Dr. John Cort, Professor of Religion, Denison University
"God as King, God as Ascetic: Jain Theology and the Ornamentation of Temple Images"

This talk investigates a key theological difference between the Digambar and Shvetambar Jains concerning the nature of the Jina--of the divine, of God. This difference is rarely articulated in texts, but is immediately apparent to anyone who enters both a Digambar and Shvetambar temple. The talk therefore also addresses issues of methodology in the study of religions, and the relative weight given to texts and material culture.
John E. Cort is the author of Jains in the World: Religious Values and Ideology in India (Oxford University Press, 2001); editor of Open Boundaries: Jain Communities and Cultures in Indian History (State University of New York Press, 1998), and Kendall W. Folkert's Scripture and Community: Collected Essays on the Jains (Scholars Press, 1993); and translator of Bhartrhari, An Old Tree Living by the River (Writers Workshop, 1983). He is also the author of several dozen articles on the Jains, and religion, culture, and society in western India.


March 17 - NOON
206 Ingraham Hall

Mary Des Chene, Co-editor, Studies in Nepali History and Society
"The Wars in Nepal
"


 

April 7 - NOON
Location to be announced

David Washbrook, History, Oxford University, Director of the South Asian Studies Programme
M.A., Ph.D.
Reader in Modern South Asian History
St Antony's College

 

 


April 14 - NOON
206 Ingraham Hall

Dr. Georges Dreyfus Professor,
Department of Religion, Williams College

“Debate and Commentary in Tibetan Monastic Education”
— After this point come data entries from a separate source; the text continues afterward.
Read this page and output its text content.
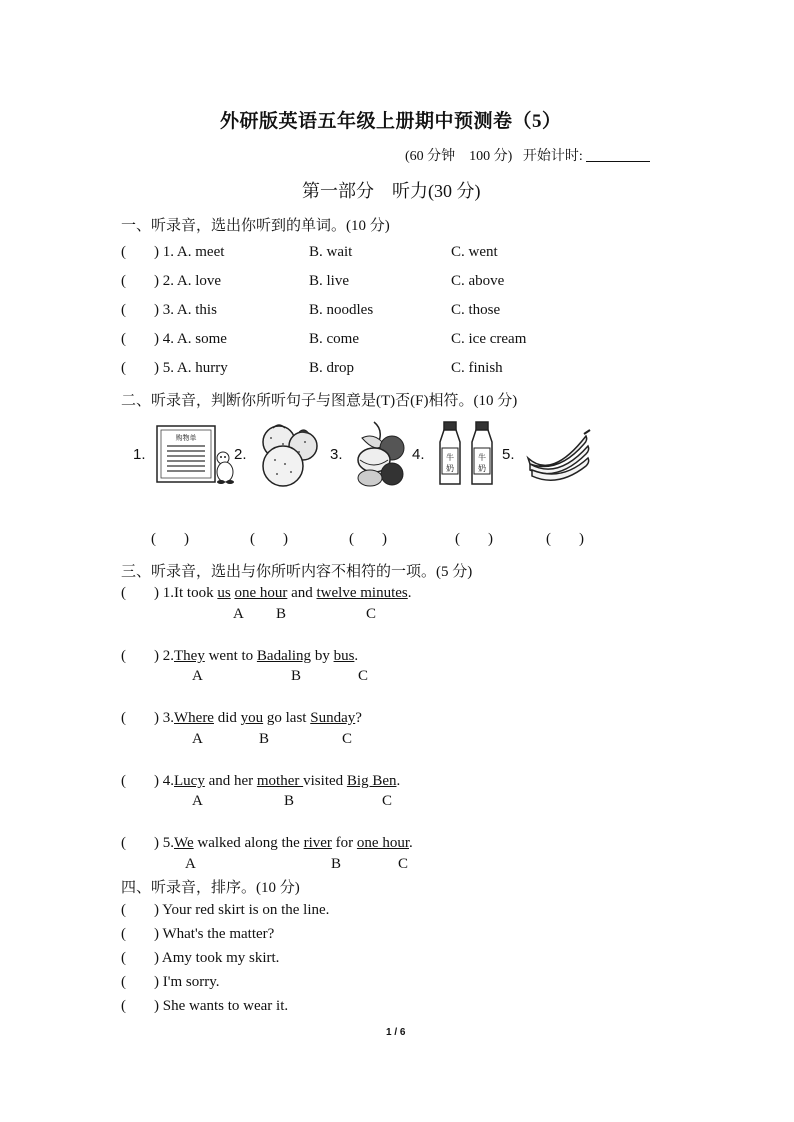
外研版英语五年级上册期中预测卷（5）
(60 分钟 100 分) 开始计时:
第一部分　听力(30 分)
一、听录音，选出你听到的单词。(10 分)
( ) 1. A. meet	B. wait	C. went
( ) 2. A. love	B. live	C. above
( ) 3. A. this	B. noodles	C. those
( ) 4. A. some	B. come	C. ice cream
( ) 5. A. hurry	B. drop	C. finish
二、听录音，判断你所听句子与图意是(T)否(F)相符。(10 分)
1.	2.	3.	4.	5.
购物单
牛
奶
牛
奶
( )	( )	( )	( )	( )
三、听录音，选出与你所听内容不相符的一项。(5 分)
( ) 1.It took us one hour and twelve minutes.
A B	C
( ) 2.They went to Badaling by bus.
A	B	C
( ) 3.Where did you go last Sunday?
A	B	C
( ) 4.Lucy and her mother visited Big Ben.
A	B	C
( ) 5.We walked along the river for one hour.
A	B	C
四、听录音，排序。(10 分)
( ) Your red skirt is on the line.
( ) What's the matter?
( ) Amy took my skirt.
( ) I'm sorry.
( ) She wants to wear it.
1 / 6
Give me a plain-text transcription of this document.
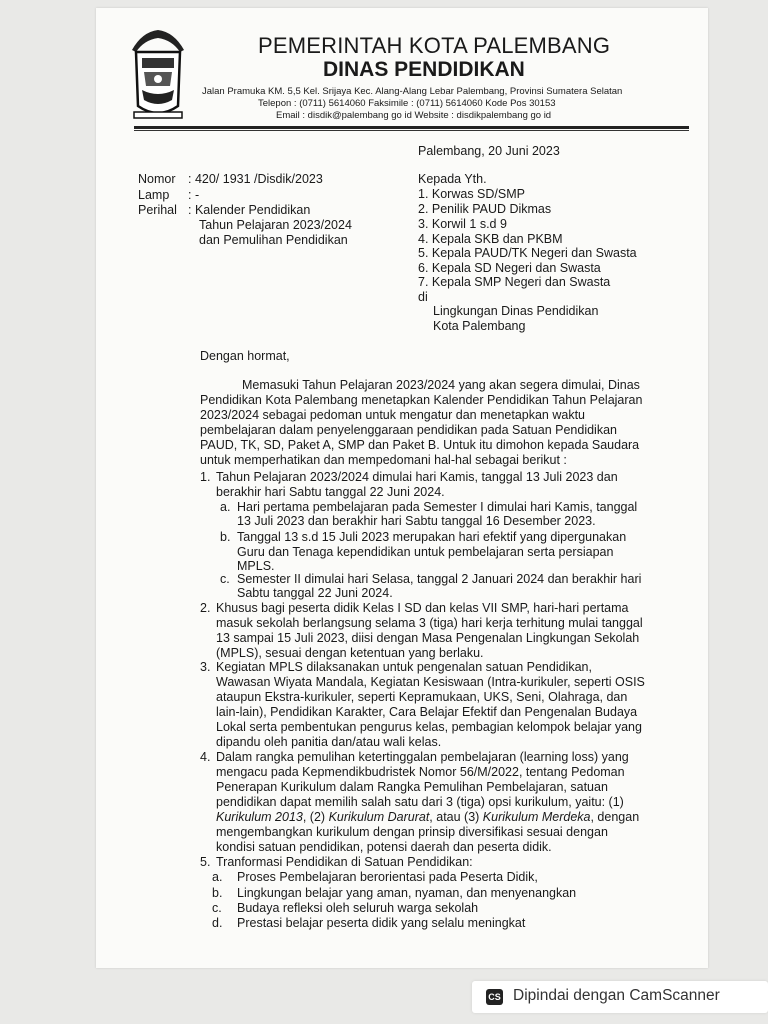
PEMERINTAH KOTA PALEMBANG
DINAS PENDIDIKAN
Jalan Pramuka KM. 5,5 Kel. Srijaya Kec. Alang-Alang Lebar Palembang, Provinsi Sumatera Selatan
Telepon : (0711) 5614060 Faksimile : (0711) 5614060 Kode Pos 30153
Email : disdik@palembang go id Website : disdikpalembang go id
Palembang, 20 Juni 2023
Nomor : 420/ 1931 /Disdik/2023
Lamp : -
Perihal : Kalender Pendidikan
Tahun Pelajaran 2023/2024
dan Pemulihan Pendidikan
Kepada Yth.
1. Korwas SD/SMP
2. Penilik PAUD Dikmas
3. Korwil 1 s.d 9
4. Kepala SKB dan PKBM
5. Kepala PAUD/TK Negeri dan Swasta
6. Kepala SD Negeri dan Swasta
7. Kepala SMP Negeri dan Swasta
di
Lingkungan Dinas Pendidikan
Kota Palembang
Dengan hormat,
Memasuki Tahun Pelajaran 2023/2024 yang akan segera dimulai, Dinas
Pendidikan Kota Palembang menetapkan Kalender Pendidikan Tahun Pelajaran
2023/2024 sebagai pedoman untuk mengatur dan menetapkan waktu
pembelajaran dalam penyelenggaraan pendidikan pada Satuan Pendidikan
PAUD, TK, SD, Paket A, SMP dan Paket B. Untuk itu dimohon kepada Saudara
untuk memperhatikan dan mempedomani hal-hal sebagai berikut :
1. Tahun Pelajaran 2023/2024 dimulai hari Kamis, tanggal 13 Juli 2023 dan
berakhir hari Sabtu tanggal 22 Juni 2024.
a. Hari pertama pembelajaran pada Semester I dimulai hari Kamis, tanggal
13 Juli 2023 dan berakhir hari Sabtu tanggal 16 Desember 2023.
b. Tanggal 13 s.d 15 Juli 2023 merupakan hari efektif yang dipergunakan
Guru dan Tenaga kependidikan untuk pembelajaran serta persiapan
MPLS.
c. Semester II dimulai hari Selasa, tanggal 2 Januari 2024 dan berakhir hari
Sabtu tanggal 22 Juni 2024.
2. Khusus bagi peserta didik Kelas I SD dan kelas VII SMP, hari-hari pertama
masuk sekolah berlangsung selama 3 (tiga) hari kerja terhitung mulai tanggal
13 sampai 15 Juli 2023, diisi dengan Masa Pengenalan Lingkungan Sekolah
(MPLS), sesuai dengan ketentuan yang berlaku.
3. Kegiatan MPLS dilaksanakan untuk pengenalan satuan Pendidikan,
Wawasan Wiyata Mandala, Kegiatan Kesiswaan (Intra-kurikuler, seperti OSIS
ataupun Ekstra-kurikuler, seperti Kepramukaan, UKS, Seni, Olahraga, dan
lain-lain), Pendidikan Karakter, Cara Belajar Efektif dan Pengenalan Budaya
Lokal serta pembentukan pengurus kelas, pembagian kelompok belajar yang
dipandu oleh panitia dan/atau wali kelas.
4. Dalam rangka pemulihan ketertinggalan pembelajaran (learning loss) yang
mengacu pada Kepmendikbudristek Nomor 56/M/2022, tentang Pedoman
Penerapan Kurikulum dalam Rangka Pemulihan Pembelajaran, satuan
pendidikan dapat memilih salah satu dari 3 (tiga) opsi kurikulum, yaitu: (1)
Kurikulum 2013, (2) Kurikulum Darurat, atau (3) Kurikulum Merdeka, dengan
mengembangkan kurikulum dengan prinsip diversifikasi sesuai dengan
kondisi satuan pendidikan, potensi daerah dan peserta didik.
5. Tranformasi Pendidikan di Satuan Pendidikan:
a. Proses Pembelajaran berorientasi pada Peserta Didik,
b. Lingkungan belajar yang aman, nyaman, dan menyenangkan
c. Budaya refleksi oleh seluruh warga sekolah
d. Prestasi belajar peserta didik yang selalu meningkat
CS Dipindai dengan CamScanner
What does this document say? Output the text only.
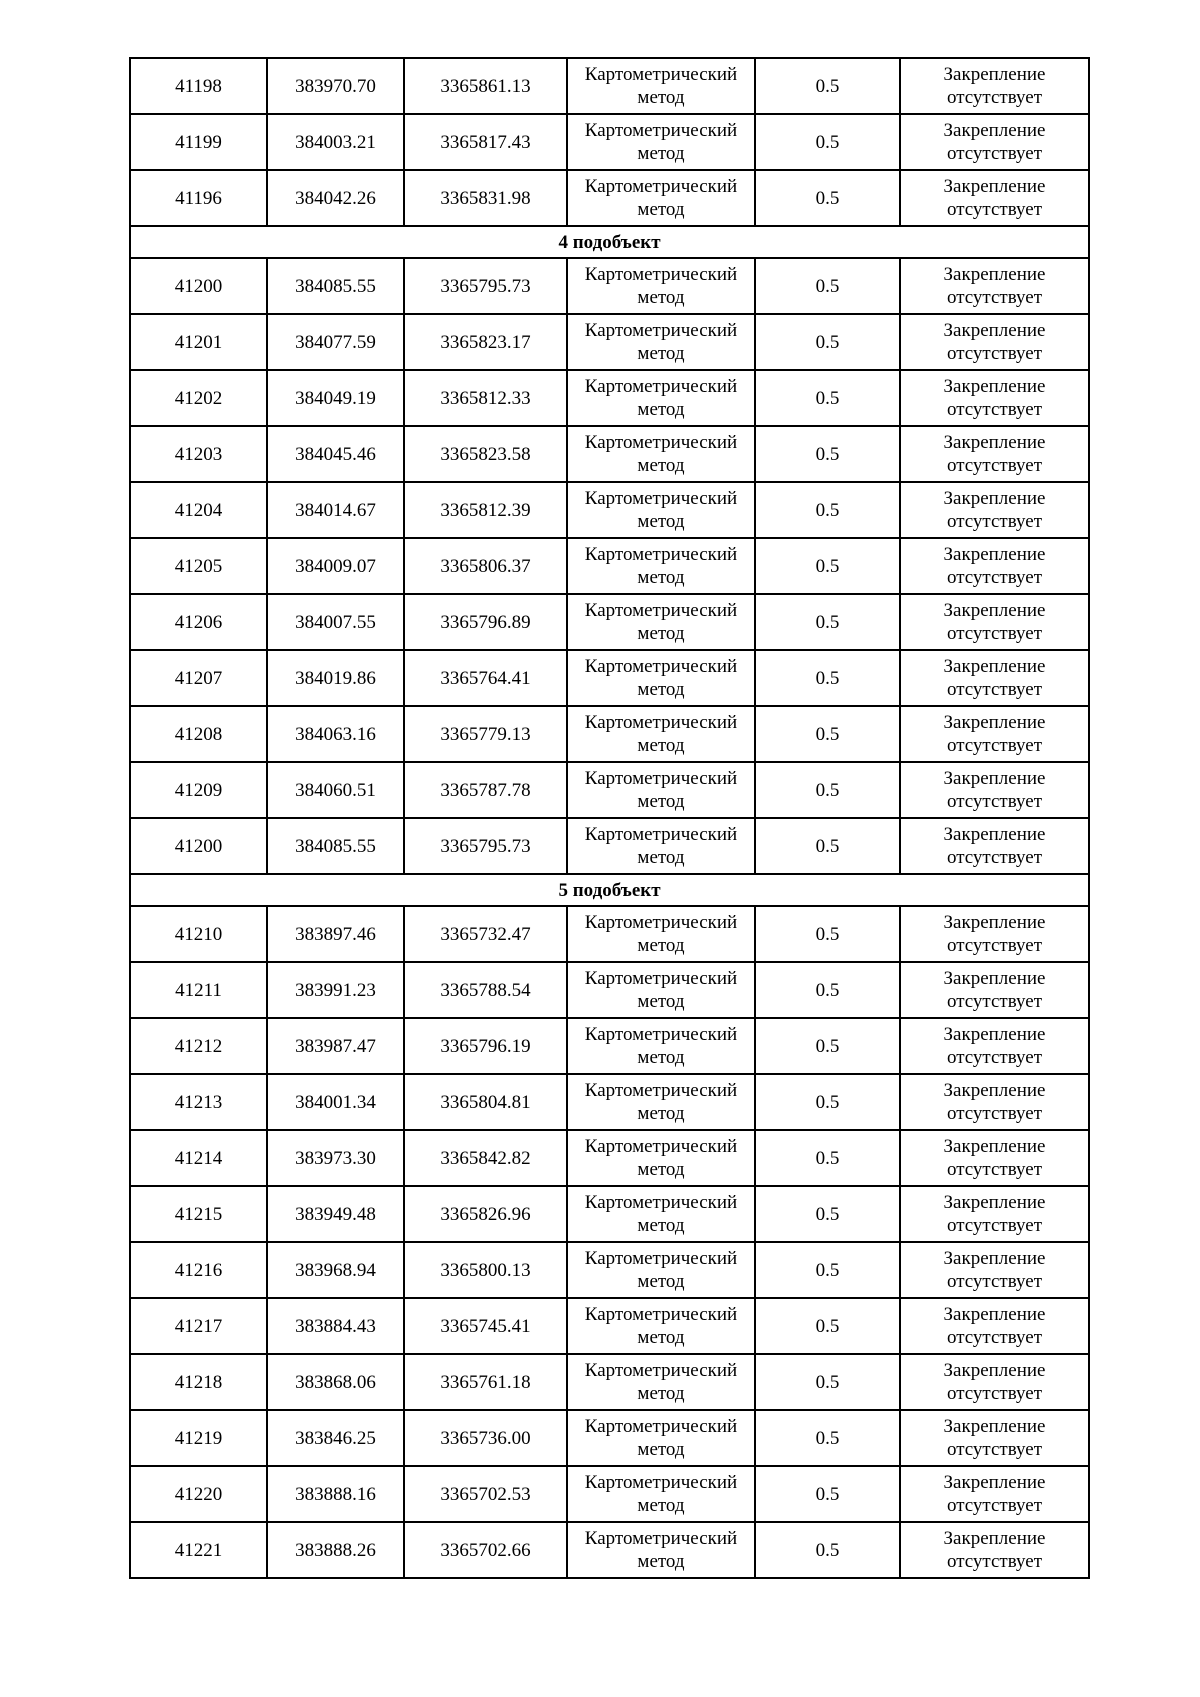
41198	383970.70	3365861.13	Картометрический метод	0.5	Закрепление отсутствует
41199	384003.21	3365817.43	Картометрический метод	0.5	Закрепление отсутствует
41196	384042.26	3365831.98	Картометрический метод	0.5	Закрепление отсутствует
4 подобъект					
41200	384085.55	3365795.73	Картометрический метод	0.5	Закрепление отсутствует
41201	384077.59	3365823.17	Картометрический метод	0.5	Закрепление отсутствует
41202	384049.19	3365812.33	Картометрический метод	0.5	Закрепление отсутствует
41203	384045.46	3365823.58	Картометрический метод	0.5	Закрепление отсутствует
41204	384014.67	3365812.39	Картометрический метод	0.5	Закрепление отсутствует
41205	384009.07	3365806.37	Картометрический метод	0.5	Закрепление отсутствует
41206	384007.55	3365796.89	Картометрический метод	0.5	Закрепление отсутствует
41207	384019.86	3365764.41	Картометрический метод	0.5	Закрепление отсутствует
41208	384063.16	3365779.13	Картометрический метод	0.5	Закрепление отсутствует
41209	384060.51	3365787.78	Картометрический метод	0.5	Закрепление отсутствует
41200	384085.55	3365795.73	Картометрический метод	0.5	Закрепление отсутствует
5 подобъект					
41210	383897.46	3365732.47	Картометрический метод	0.5	Закрепление отсутствует
41211	383991.23	3365788.54	Картометрический метод	0.5	Закрепление отсутствует
41212	383987.47	3365796.19	Картометрический метод	0.5	Закрепление отсутствует
41213	384001.34	3365804.81	Картометрический метод	0.5	Закрепление отсутствует
41214	383973.30	3365842.82	Картометрический метод	0.5	Закрепление отсутствует
41215	383949.48	3365826.96	Картометрический метод	0.5	Закрепление отсутствует
41216	383968.94	3365800.13	Картометрический метод	0.5	Закрепление отсутствует
41217	383884.43	3365745.41	Картометрический метод	0.5	Закрепление отсутствует
41218	383868.06	3365761.18	Картометрический метод	0.5	Закрепление отсутствует
41219	383846.25	3365736.00	Картометрический метод	0.5	Закрепление отсутствует
41220	383888.16	3365702.53	Картометрический метод	0.5	Закрепление отсутствует
41221	383888.26	3365702.66	Картометрический метод	0.5	Закрепление отсутствует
An expert in Buddhism, he was the first Westerner to earn the title of “Geshe,” the highest degree awarded by Tibetan Buddhist monastic universities and presented by the Dalai Lama himself. His latest book, “The Sound of Two Hands Clapping: The Education of a Tibetan Buddhist Monk” was published by the University of California Press in 2003. In addition to Tibetan Buddhism and Buddhist philosophy, his research interests include the study of religious intellectual practices, traditions, and identity in addition to post-colonial and cross-cultural studies. He received his baccalaureate at La Chaux-de-Fonds, Switzerland, and his Ph.D. in the history of religions from the University of Virginia.


Apr. 21 - NOON
206 Ingraham Hall

Dr. Kim Gutschow Visiting Assistant Professor,
Department of Religion, Williams College

“Being a Buddhist Nun: the Struggle for Enlightenment
in the Himalayas”

They may shave their heads, don simple robes, and renounce materialism and worldly desires. But the women seeking enlightenment in a Buddhist nunnery high in the folds of Himalayan Kashmir invariably find themselves subject to the tyrannies of subsistence, subordination, and sexuality. Ultimately, Buddhist monasticism reflects the very world it is supposed to renounce. Butter and barley prove to be as critical to monastic life as merit and meditation. Kim Gutschow lived for more than three years among these women, collecting their stories, observing their ways, studying their lives. Her book offers the first ethnography of Tibetan Buddhist society from the perspective of its nuns.